Duvvuri Subbarao deftly sidestepped a North Block bid to hustle an interest-rate cut on Tuesday. The Reserve Bank of India (RBI) governor, instead, did something far cannier — he proffered a cash reserve ratio (CRR) cut of 25 basis points so as to not to seem totally ignoring his boss, finance minister P Chidambaram — and then went on to practically negate the liquidity advantage by increasing by 75 basis points the money banks have to keep aside for restructured loans.
Despite the pressure tactics of Chidambaram over the last six weeks, the central bank has chosen to keep its eye on inflation even as it subtly asked the government to go beyond lip service in terms of fiscal reforms.

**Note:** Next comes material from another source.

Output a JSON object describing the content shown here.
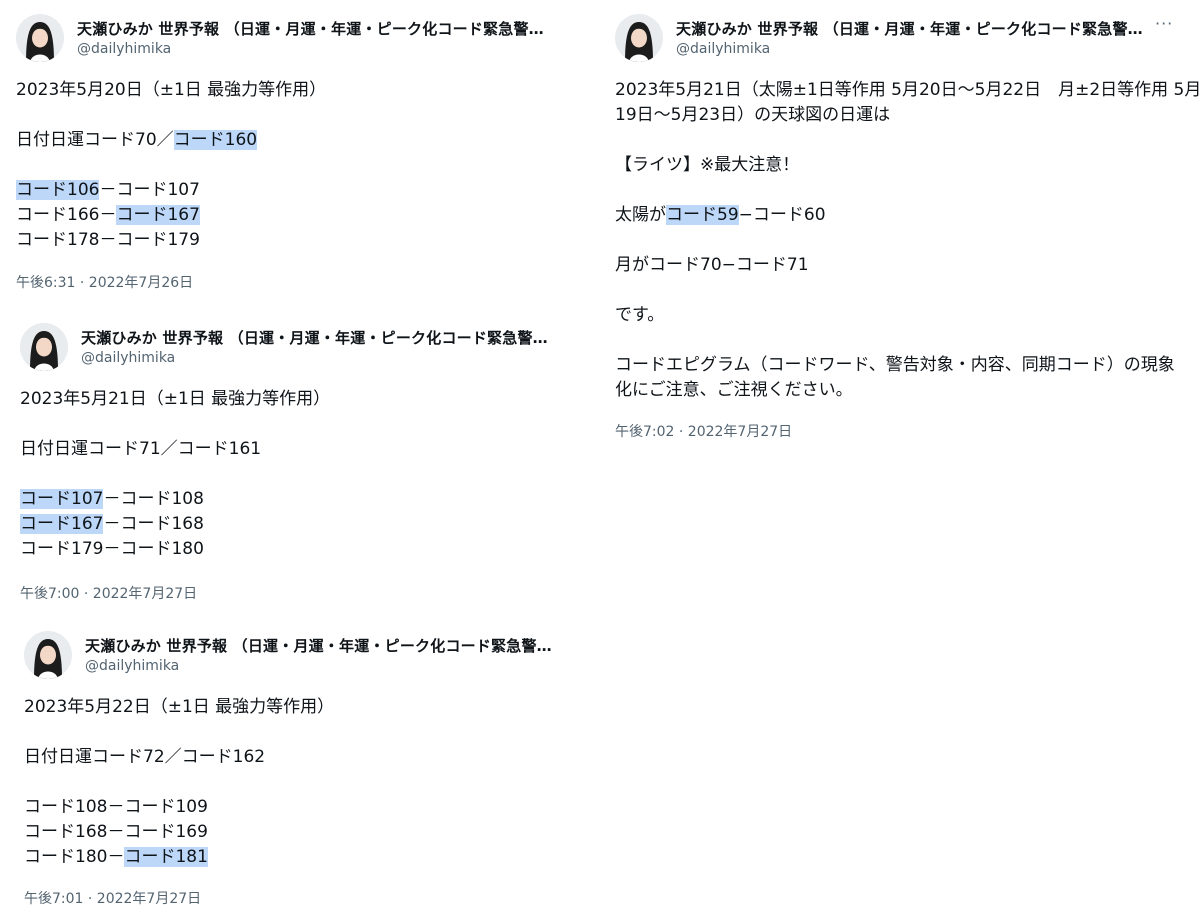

A miffed Chidambaram said the government would “walk alone” to face the challenge of reviving the Indian economy, if it has to. But he was not done cribbing. “Sometimes it is best to speak, sometimes (it is best) to remain silent. This is the time for silence.”
The upshot of it all? Lending rates are not coming down immediately, said Chanda Kochhar, managing director and CEO of ICICI Bank. Aditya Puri, her peer at HDFC Bank, agreed.
But, many other bankers said they see interest rates coming down between the end of the year and the beginning of the next.
In this context, financial planners suggest those who had missed the bus on fixed deposits (FDs) in September may lock into them now, preferably in a longer tenure to avoid reinvestment risks.
But Sumeet Vaid, founder & CEO of Ffreedom Financial Planner, advises one shouldn’t rush to lock in an FD; do so only if you planned to. “This does not mandate a knee-jerk reaction or any alteration in your financial plan otherwise,” he said.